Now that we have a trained model, let's learn how to use it to make recommendations! This step shows:
1. How to load a saved model
2. How to get recommendations for a user
3. How to predict user-item interaction scores
4. Practical examples

This is where the model becomes useful for real-world applications!


In [18]:
# ============================================================================
# STEP 8: USING THE TRAINED MODEL FOR RECOMMENDATIONS
# ============================================================================

"""
This step demonstrates how to use the trained NCF model to make recommendations.
"""

# ============================================================================
# 8.1 LOAD SAVED MODEL (Optional - if you want to load from disk)
# ============================================================================

print("=" * 70)
print("STEP 8: Using Trained Model for Recommendations")
print("=" * 70)

# If you saved a model and want to load it later, use this:
# model_path_to_load = os.path.join(model_path, f'{model_name}.pth')
# if os.path.exists(model_path_to_load):
#     print(f"Loading model from {model_path_to_load}...")
#     ncf_model = torch.load(model_path_to_load)
#     if torch.cuda.is_available():
#         ncf_model = ncf_model.cuda()
#     ncf_model.eval()
#     print("✓ Model loaded successfully!")
# else:
#     print("Using currently trained model...")
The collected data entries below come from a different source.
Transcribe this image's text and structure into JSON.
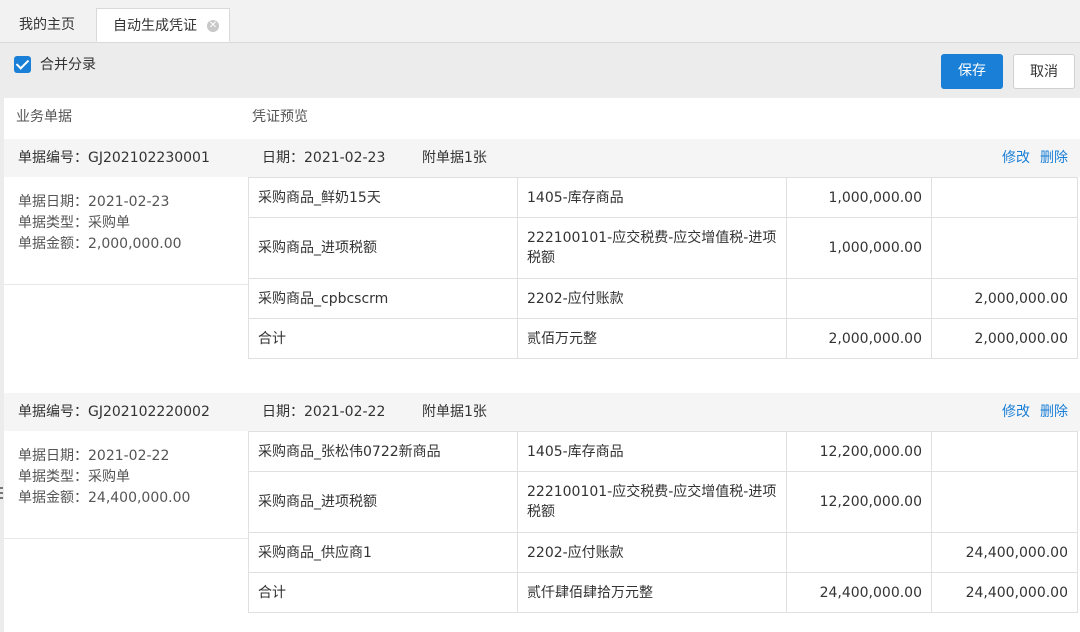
{
  "tabs": [
    {
      "label": "我的主页",
      "active": false
    },
    {
      "label": "自动生成凭证",
      "active": true
    }
  ],
  "toolbar": {
    "merge_label": "合并分录",
    "merge_checked": true,
    "save_label": "保存",
    "cancel_label": "取消"
  },
  "columns": {
    "left": "业务单据",
    "right": "凭证预览"
  },
  "docs": [
    {
      "doc_no": "单据编号：GJ202102230001",
      "date_line": "单据日期：2021-02-23",
      "type_line": "单据类型：采购单",
      "amount_line": "单据金额：2,000,000.00",
      "voucher_date": "日期：2021-02-23",
      "attachments": "附单据1张",
      "edit_label": "修改",
      "delete_label": "删除",
      "rows": [
        {
          "summary": "采购商品_鲜奶15天",
          "account": "1405-库存商品",
          "debit": "1,000,000.00",
          "credit": ""
        },
        {
          "summary": "采购商品_进项税额",
          "account": "222100101-应交税费-应交增值税-进项税额",
          "debit": "1,000,000.00",
          "credit": ""
        },
        {
          "summary": "采购商品_cpbcscrm",
          "account": "2202-应付账款",
          "debit": "",
          "credit": "2,000,000.00"
        },
        {
          "summary": "合计",
          "account": "贰佰万元整",
          "debit": "2,000,000.00",
          "credit": "2,000,000.00"
        }
      ]
    },
    {
      "doc_no": "单据编号：GJ202102220002",
      "date_line": "单据日期：2021-02-22",
      "type_line": "单据类型：采购单",
      "amount_line": "单据金额：24,400,000.00",
      "voucher_date": "日期：2021-02-22",
      "attachments": "附单据1张",
      "edit_label": "修改",
      "delete_label": "删除",
      "rows": [
        {
          "summary": "采购商品_张松伟0722新商品",
          "account": "1405-库存商品",
          "debit": "12,200,000.00",
          "credit": ""
        },
        {
          "summary": "采购商品_进项税额",
          "account": "222100101-应交税费-应交增值税-进项税额",
          "debit": "12,200,000.00",
          "credit": ""
        },
        {
          "summary": "采购商品_供应商1",
          "account": "2202-应付账款",
          "debit": "",
          "credit": "24,400,000.00"
        },
        {
          "summary": "合计",
          "account": "贰仟肆佰肆拾万元整",
          "debit": "24,400,000.00",
          "credit": "24,400,000.00"
        }
      ]
    }
  ]
}
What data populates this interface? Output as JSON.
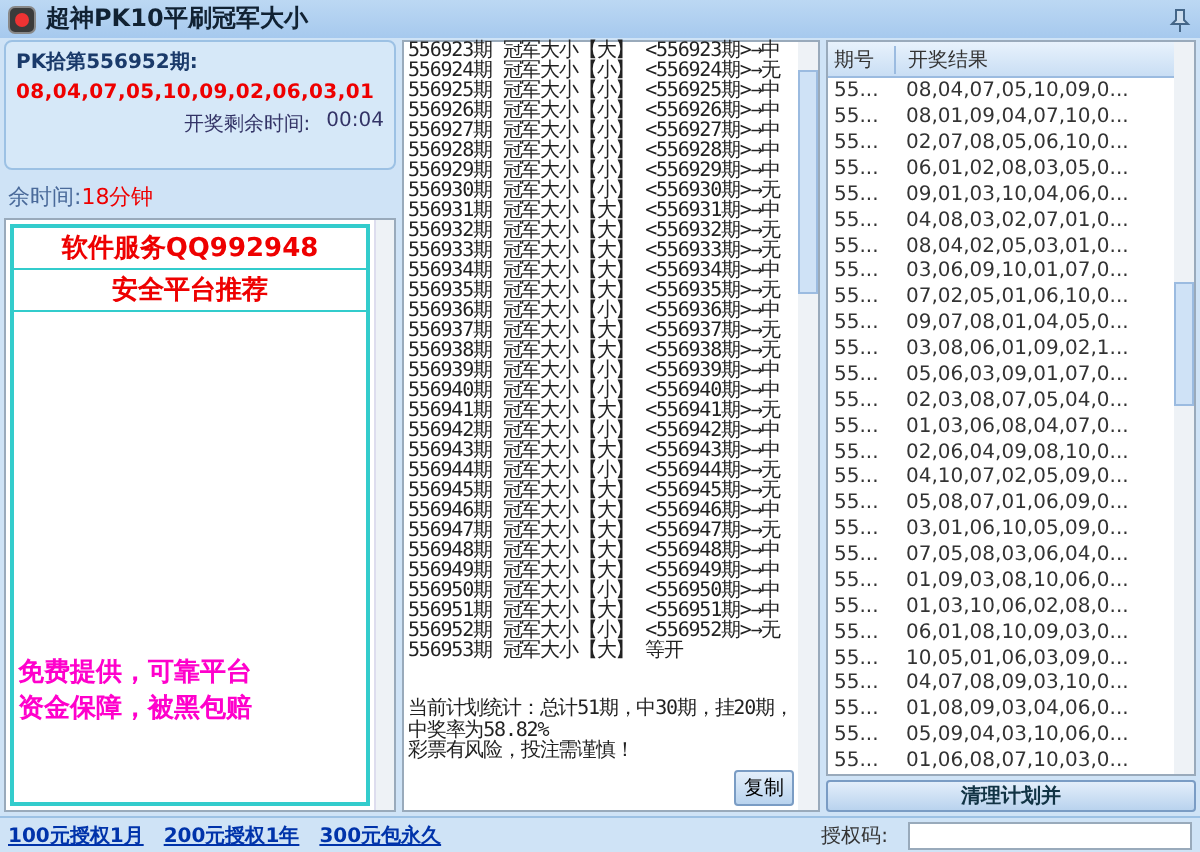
{
  "window": {
    "title": "超神PK10平刷冠军大小"
  },
  "draw_info": {
    "period": "PK拾第556952期:",
    "numbers": "08,04,07,05,10,09,02,06,03,01",
    "countdown_label": "开奖剩余时间:",
    "countdown": "00:04"
  },
  "remaining": {
    "label": "余时间:",
    "value": "18分钟"
  },
  "ad_panel": {
    "lines": [
      "软件服务QQ992948",
      "安全平台推荐"
    ],
    "footer": [
      "免费提供，可靠平台",
      "资金保障，被黑包赔"
    ]
  },
  "plan_log": {
    "lines": [
      "556923期 冠军大小【大】 <556923期>→中",
      "556924期 冠军大小【小】 <556924期>→无",
      "556925期 冠军大小【小】 <556925期>→中",
      "556926期 冠军大小【小】 <556926期>→中",
      "556927期 冠军大小【小】 <556927期>→中",
      "556928期 冠军大小【小】 <556928期>→中",
      "556929期 冠军大小【小】 <556929期>→中",
      "556930期 冠军大小【小】 <556930期>→无",
      "556931期 冠军大小【大】 <556931期>→中",
      "556932期 冠军大小【大】 <556932期>→无",
      "556933期 冠军大小【大】 <556933期>→无",
      "556934期 冠军大小【大】 <556934期>→中",
      "556935期 冠军大小【大】 <556935期>→无",
      "556936期 冠军大小【小】 <556936期>→中",
      "556937期 冠军大小【大】 <556937期>→无",
      "556938期 冠军大小【大】 <556938期>→无",
      "556939期 冠军大小【小】 <556939期>→中",
      "556940期 冠军大小【小】 <556940期>→中",
      "556941期 冠军大小【大】 <556941期>→无",
      "556942期 冠军大小【小】 <556942期>→中",
      "556943期 冠军大小【大】 <556943期>→中",
      "556944期 冠军大小【小】 <556944期>→无",
      "556945期 冠军大小【大】 <556945期>→无",
      "556946期 冠军大小【大】 <556946期>→中",
      "556947期 冠军大小【大】 <556947期>→无",
      "556948期 冠军大小【大】 <556948期>→中",
      "556949期 冠军大小【大】 <556949期>→中",
      "556950期 冠军大小【小】 <556950期>→中",
      "556951期 冠军大小【大】 <556951期>→中",
      "556952期 冠军大小【小】 <556952期>→无",
      "556953期 冠军大小【大】 等开"
    ],
    "summary": "当前计划统计：总计51期，中30期，挂20期，中奖率为58.82%",
    "warning": "彩票有风险，投注需谨慎！",
    "copy_button": "复制"
  },
  "results_table": {
    "columns": [
      "期号",
      "开奖结果"
    ],
    "rows": [
      [
        "55...",
        "08,04,07,05,10,09,0..."
      ],
      [
        "55...",
        "08,01,09,04,07,10,0..."
      ],
      [
        "55...",
        "02,07,08,05,06,10,0..."
      ],
      [
        "55...",
        "06,01,02,08,03,05,0..."
      ],
      [
        "55...",
        "09,01,03,10,04,06,0..."
      ],
      [
        "55...",
        "04,08,03,02,07,01,0..."
      ],
      [
        "55...",
        "08,04,02,05,03,01,0..."
      ],
      [
        "55...",
        "03,06,09,10,01,07,0..."
      ],
      [
        "55...",
        "07,02,05,01,06,10,0..."
      ],
      [
        "55...",
        "09,07,08,01,04,05,0..."
      ],
      [
        "55...",
        "03,08,06,01,09,02,1..."
      ],
      [
        "55...",
        "05,06,03,09,01,07,0..."
      ],
      [
        "55...",
        "02,03,08,07,05,04,0..."
      ],
      [
        "55...",
        "01,03,06,08,04,07,0..."
      ],
      [
        "55...",
        "02,06,04,09,08,10,0..."
      ],
      [
        "55...",
        "04,10,07,02,05,09,0..."
      ],
      [
        "55...",
        "05,08,07,01,06,09,0..."
      ],
      [
        "55...",
        "03,01,06,10,05,09,0..."
      ],
      [
        "55...",
        "07,05,08,03,06,04,0..."
      ],
      [
        "55...",
        "01,09,03,08,10,06,0..."
      ],
      [
        "55...",
        "01,03,10,06,02,08,0..."
      ],
      [
        "55...",
        "06,01,08,10,09,03,0..."
      ],
      [
        "55...",
        "10,05,01,06,03,09,0..."
      ],
      [
        "55...",
        "04,07,08,09,03,10,0..."
      ],
      [
        "55...",
        "01,08,09,03,04,06,0..."
      ],
      [
        "55...",
        "05,09,04,03,10,06,0..."
      ],
      [
        "55...",
        "01,06,08,07,10,03,0..."
      ]
    ],
    "clear_button": "清理计划并"
  },
  "footer": {
    "links": [
      "100元授权1月",
      "200元授权1年",
      "300元包永久"
    ],
    "auth_label": "授权码:"
  }
}
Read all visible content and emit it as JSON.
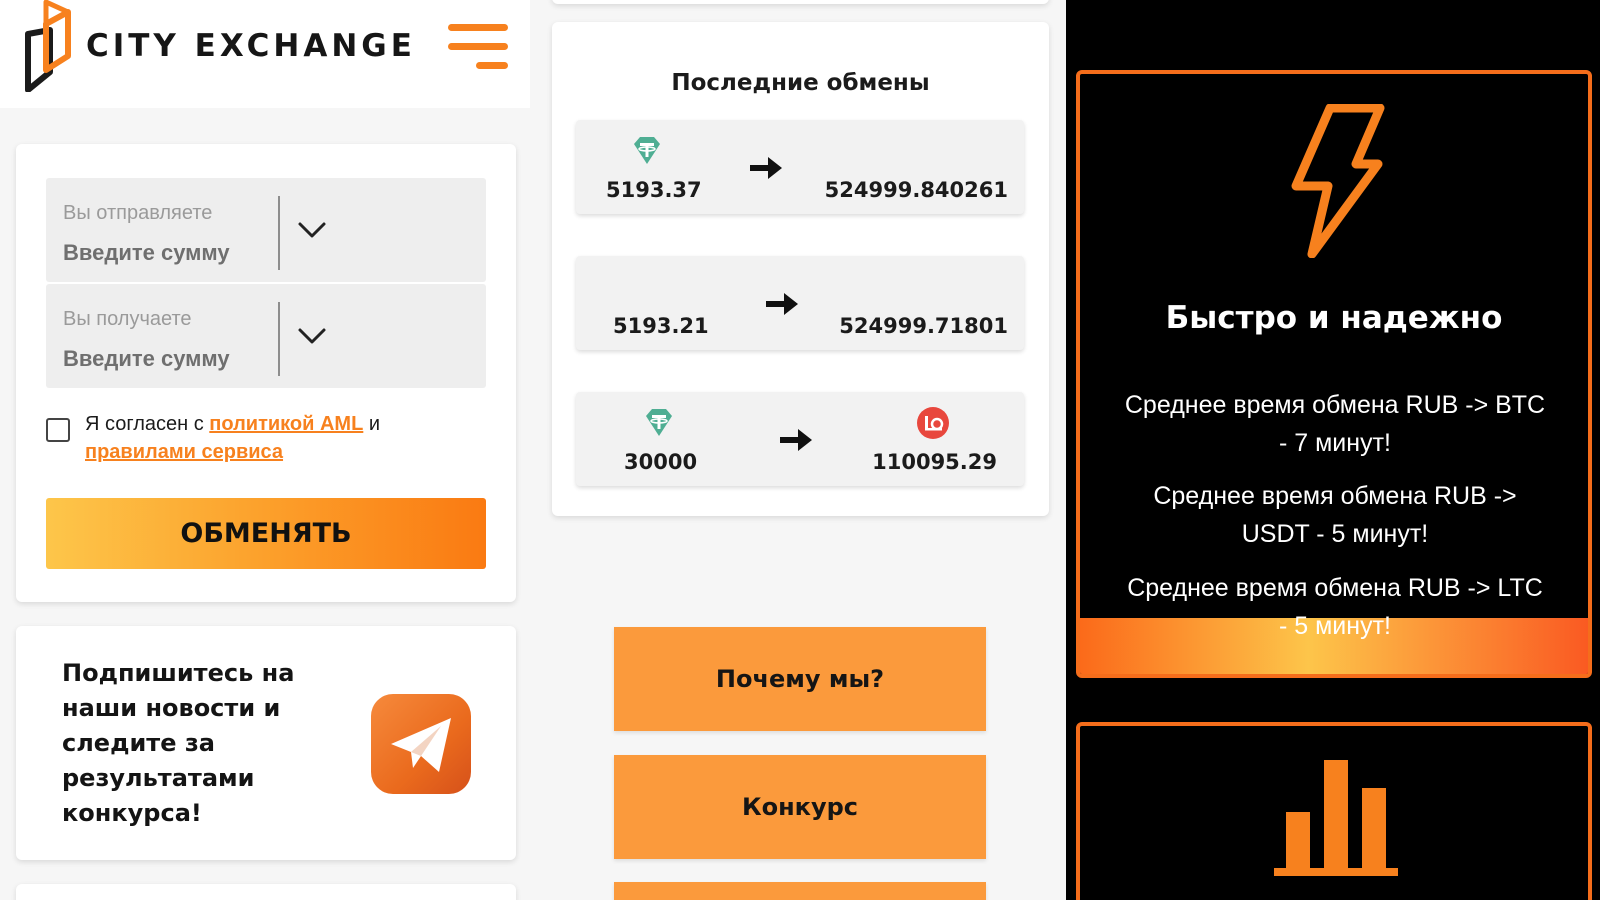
{
  "header": {
    "brand": "CITY EXCHANGE",
    "menu_icon": "hamburger-menu-icon"
  },
  "exchange_form": {
    "send_label": "Вы отправляете",
    "send_placeholder": "Введите сумму",
    "receive_label": "Вы получаете",
    "receive_placeholder": "Введите сумму",
    "agree_prefix": "Я согласен с ",
    "aml_link": "политикой AML",
    "agree_middle": " и",
    "rules_link": "правилами сервиса",
    "submit_label": "ОБМЕНЯТЬ",
    "agreed": false
  },
  "news": {
    "text": "Подпишитесь на наши новости и следите за результатами конкурса!",
    "icon": "telegram-icon"
  },
  "last_exchanges": {
    "title": "Последние обмены",
    "rows": [
      {
        "from_amount": "5193.37",
        "to_amount": "524999.840261",
        "from_icon": "tether-icon",
        "to_icon": ""
      },
      {
        "from_amount": "5193.21",
        "to_amount": "524999.71801",
        "from_icon": "",
        "to_icon": ""
      },
      {
        "from_amount": "30000",
        "to_amount": "110095.29",
        "from_icon": "tether-icon",
        "to_icon": "currency-red-coin-icon"
      }
    ]
  },
  "menu_buttons": [
    "Почему мы?",
    "Конкурс"
  ],
  "features": [
    {
      "icon": "lightning-bolt-icon",
      "title": "Быстро и надежно",
      "lines": [
        "Среднее время обмена RUB -> BTC - 7 минут!",
        "Среднее время обмена RUB -> USDT - 5 минут!",
        "Среднее время обмена RUB -> LTC - 5 минут!"
      ]
    },
    {
      "icon": "bar-chart-icon"
    }
  ],
  "colors": {
    "accent": "#f7811e",
    "button_orange": "#fb9a3c",
    "dark_panel": "#000000",
    "border_orange": "#f56d1b",
    "tether_green": "#4fae93"
  }
}
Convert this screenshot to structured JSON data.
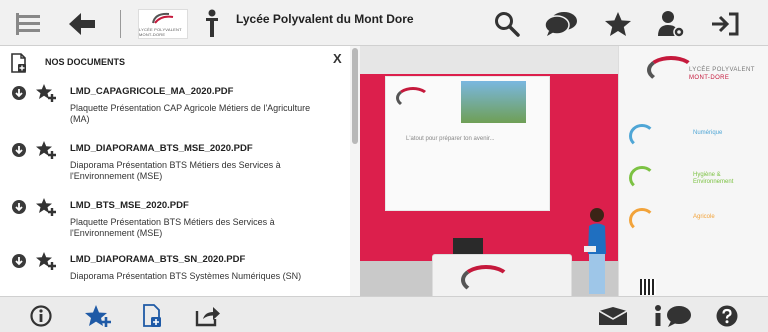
{
  "topbar": {
    "title": "Lycée Polyvalent du Mont Dore",
    "logo_text": "LYCÉE POLYVALENT MONT-DORE",
    "icons": [
      "menu-icon",
      "back-arrow-icon",
      "person-icon",
      "search-icon",
      "chat-icon",
      "star-icon",
      "user-settings-icon",
      "exit-icon"
    ]
  },
  "panel": {
    "title": "NOS DOCUMENTS",
    "close_label": "X",
    "documents": [
      {
        "filename": "LMD_CAPAGRICOLE_MA_2020.PDF",
        "description": "Plaquette Présentation CAP Agricole Métiers de l'Agriculture (MA)"
      },
      {
        "filename": "LMD_DIAPORAMA_BTS_MSE_2020.PDF",
        "description": "Diaporama Présentation BTS Métiers des Services à l'Environnement (MSE)"
      },
      {
        "filename": "LMD_BTS_MSE_2020.PDF",
        "description": "Plaquette Présentation BTS Métiers des Services à l'Environnement (MSE)"
      },
      {
        "filename": "LMD_DIAPORAMA_BTS_SN_2020.PDF",
        "description": "Diaporama Présentation BTS Systèmes Numériques (SN)"
      }
    ]
  },
  "scene": {
    "poster_caption": "L'atout pour préparer ton avenir...",
    "brand_line1": "LYCÉE POLYVALENT",
    "brand_line2": "MONT-DORE",
    "sectors": [
      {
        "label": "Numérique",
        "color": "#4fa6d6"
      },
      {
        "label": "Hygiène & Environnement",
        "color": "#7cc243"
      },
      {
        "label": "Agricole",
        "color": "#f2a33a"
      }
    ]
  },
  "colors": {
    "accent_red": "#dc1f4c",
    "icon_dark": "#333333"
  },
  "bottombar": {
    "icons": [
      "info-icon",
      "favorite-star-icon",
      "add-document-icon",
      "share-icon",
      "mail-icon",
      "chat-info-icon",
      "help-icon"
    ]
  }
}
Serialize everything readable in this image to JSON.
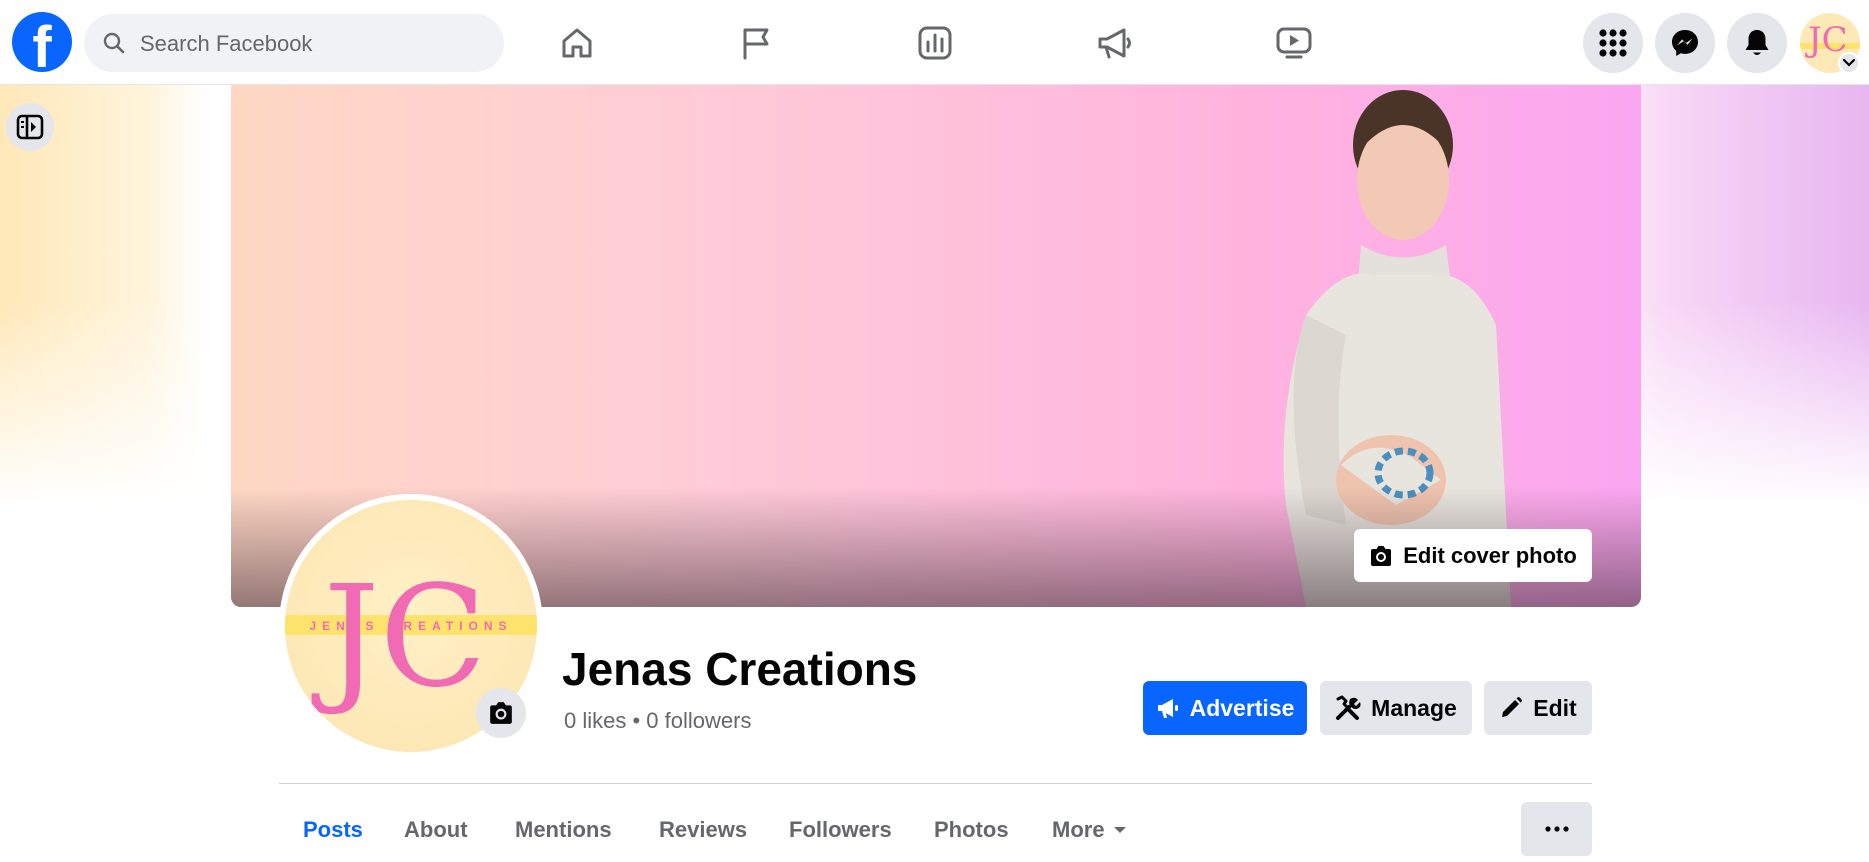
{
  "topbar": {
    "logo_letter": "f",
    "search_placeholder": "Search Facebook",
    "nav_icons": [
      "home-icon",
      "flag-icon",
      "insights-icon",
      "megaphone-icon",
      "video-icon"
    ],
    "right_icons": [
      "menu-grid-icon",
      "messenger-icon",
      "bell-icon"
    ],
    "avatar_text": "JC"
  },
  "cover": {
    "edit_label": "Edit cover photo"
  },
  "profile": {
    "logo_letters": "JC",
    "logo_band_text": "JENAS CREATIONS",
    "name": "Jenas Creations",
    "stats": "0 likes • 0 followers"
  },
  "actions": {
    "advertise": "Advertise",
    "manage": "Manage",
    "edit": "Edit"
  },
  "tabs": [
    {
      "label": "Posts",
      "active": true
    },
    {
      "label": "About"
    },
    {
      "label": "Mentions"
    },
    {
      "label": "Reviews"
    },
    {
      "label": "Followers"
    },
    {
      "label": "Photos"
    },
    {
      "label": "More"
    }
  ],
  "colors": {
    "accent": "#0866ff",
    "button_grey": "#e4e6eb",
    "secondary_text": "#65676b",
    "logo_pink": "#f06bb4",
    "logo_band": "#fde36b"
  }
}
# For now, we'll use the model we just trained
print("Using the trained model from Step 7...")
model_path_to_load = os.path.join(model_path, f'{model_name}.pth')
if os.path.exists(model_path_to_load):

    print("✓ Model ready for inference")
    model = torch.load('models/NeuMF-end.pth' , weights_only=False)
    model.eval()  # Important: set to evaluation mode


STEP 8: Using Trained Model for Recommendations
Using the trained model from Step 7...
✓ Model ready for inference


In [19]:
# ============================================================================
# 8.2 GET TOP-K RECOMMENDATIONS FOR A USER
# ============================================================================

def get_top_k_recommendations(model, user_id, item_ids, k=10, device='cpu'):
    """
    Get top-K item recommendations for a given user.
    
    Parameters:
    - model: Trained NCF model
    - user_id: ID of the user (integer)
    - item_ids: List of item IDs to consider (e.g., all items or candidate items)
    - k: Number of recommendations to return
    - device: 'cuda' or 'cpu'
    
    Returns:
    - top_k_items: List of top-K recommended item IDs
    - top_k_scores: List of corresponding prediction scores
    """
    model.eval()  # Set to evaluation mode
    
    # Convert to tensors
    user_tensor = torch.LongTensor([user_id] * len(item_ids))
    item_tensor = torch.LongTensor(item_ids)
    
    # Move to device
    if device == 'cuda' and torch.cuda.is_available():
        user_tensor = user_tensor.cuda()
        item_tensor = item_tensor.cuda()
    
    # Get predictions
    with torch.no_grad():
        scores = model(user_tensor, item_tensor)
        scores = scores.cpu().numpy()
    
    # Get top-K items
    top_k_indices = np.argsort(scores)[::-1][:k]  # Sort descending, take top K
    top_k_items = [item_ids[i] for i in top_k_indices]
    top_k_scores = scores[top_k_indices].tolist()
    
    return top_k_items, top_k_scores

print("\n" + "=" * 70)
print("STEP 8.2: Recommendation Function")
print("=" * 70)
print("✓ get_top_k_recommendations() function defined")
print("  - Takes user ID and candidate items")
print("  - Returns top-K recommendations with scores")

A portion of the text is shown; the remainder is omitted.